SAN DIEGO (AP) — A San Diego-based specialty pharmaceutical company has agreed to pay about $11.4 million to resolve allegations it used sporting event tickets, spa outings and other kickbacks to induce doctors to write prescriptions for its products, the Department of Justice announced Thursday.
Victory Pharma Inc. agreed to pay a criminal forfeiture of $1.4 million to resolve anti-kickback statute allegations and more than $9.9 million to resolve false-claims allegations in marketing of their pain reliever products Naprelan, Xodol, Fexmid and Dolgic. In return, they avoided criminal and civil liability.

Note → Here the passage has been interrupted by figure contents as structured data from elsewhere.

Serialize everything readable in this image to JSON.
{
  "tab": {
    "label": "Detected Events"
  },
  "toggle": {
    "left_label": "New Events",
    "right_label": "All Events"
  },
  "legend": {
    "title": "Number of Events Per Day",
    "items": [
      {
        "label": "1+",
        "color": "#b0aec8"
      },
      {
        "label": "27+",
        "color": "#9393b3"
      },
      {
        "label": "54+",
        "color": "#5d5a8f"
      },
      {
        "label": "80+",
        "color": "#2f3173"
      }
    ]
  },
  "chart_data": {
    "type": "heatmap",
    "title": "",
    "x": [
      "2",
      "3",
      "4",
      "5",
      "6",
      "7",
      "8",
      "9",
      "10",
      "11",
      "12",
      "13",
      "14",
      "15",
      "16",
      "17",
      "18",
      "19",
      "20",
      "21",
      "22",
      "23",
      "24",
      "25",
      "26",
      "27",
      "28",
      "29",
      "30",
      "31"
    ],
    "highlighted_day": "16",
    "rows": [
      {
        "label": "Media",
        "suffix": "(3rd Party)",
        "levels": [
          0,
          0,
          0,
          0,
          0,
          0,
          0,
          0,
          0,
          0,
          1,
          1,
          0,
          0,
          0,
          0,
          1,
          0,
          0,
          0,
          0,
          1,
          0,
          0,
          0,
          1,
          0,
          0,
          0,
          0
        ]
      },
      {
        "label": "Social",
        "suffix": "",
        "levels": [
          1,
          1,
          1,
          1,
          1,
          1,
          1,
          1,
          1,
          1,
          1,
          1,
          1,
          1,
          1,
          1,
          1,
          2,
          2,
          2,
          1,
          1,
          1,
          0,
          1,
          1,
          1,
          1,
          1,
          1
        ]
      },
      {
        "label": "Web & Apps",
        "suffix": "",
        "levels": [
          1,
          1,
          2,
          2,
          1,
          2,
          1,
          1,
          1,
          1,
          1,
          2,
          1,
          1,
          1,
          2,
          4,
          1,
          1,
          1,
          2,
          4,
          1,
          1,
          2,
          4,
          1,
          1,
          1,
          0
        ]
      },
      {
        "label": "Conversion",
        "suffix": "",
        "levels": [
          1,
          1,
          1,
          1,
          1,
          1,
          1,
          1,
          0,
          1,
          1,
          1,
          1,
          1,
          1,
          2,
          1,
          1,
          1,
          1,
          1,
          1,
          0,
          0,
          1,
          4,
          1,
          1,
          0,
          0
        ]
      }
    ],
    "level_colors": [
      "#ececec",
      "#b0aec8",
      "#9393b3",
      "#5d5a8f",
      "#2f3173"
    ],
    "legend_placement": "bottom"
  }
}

"This resolution underscores the need for physicians to make treatment decisions based on their own independent medical judgment, without being influenced by kickbacks or other improper benefits," said Laura E. Duffy, the U.S. attorney for Southern California.
The alleged kickbacks included tickets to concerts and plays, golf and ski outings, expensive dinners and other events.
Patients covered by Medicare and other federal health insurance programs were prescribed Victory's products.
Victory encouraged sales representatives to schedule paid "preceptorships" in which they shadowed doctors in their offices, allegedly to induce them to prescribe Victory's products, authorities said.
A working company phone listing could not be immediately located, and a web address for the company did not work.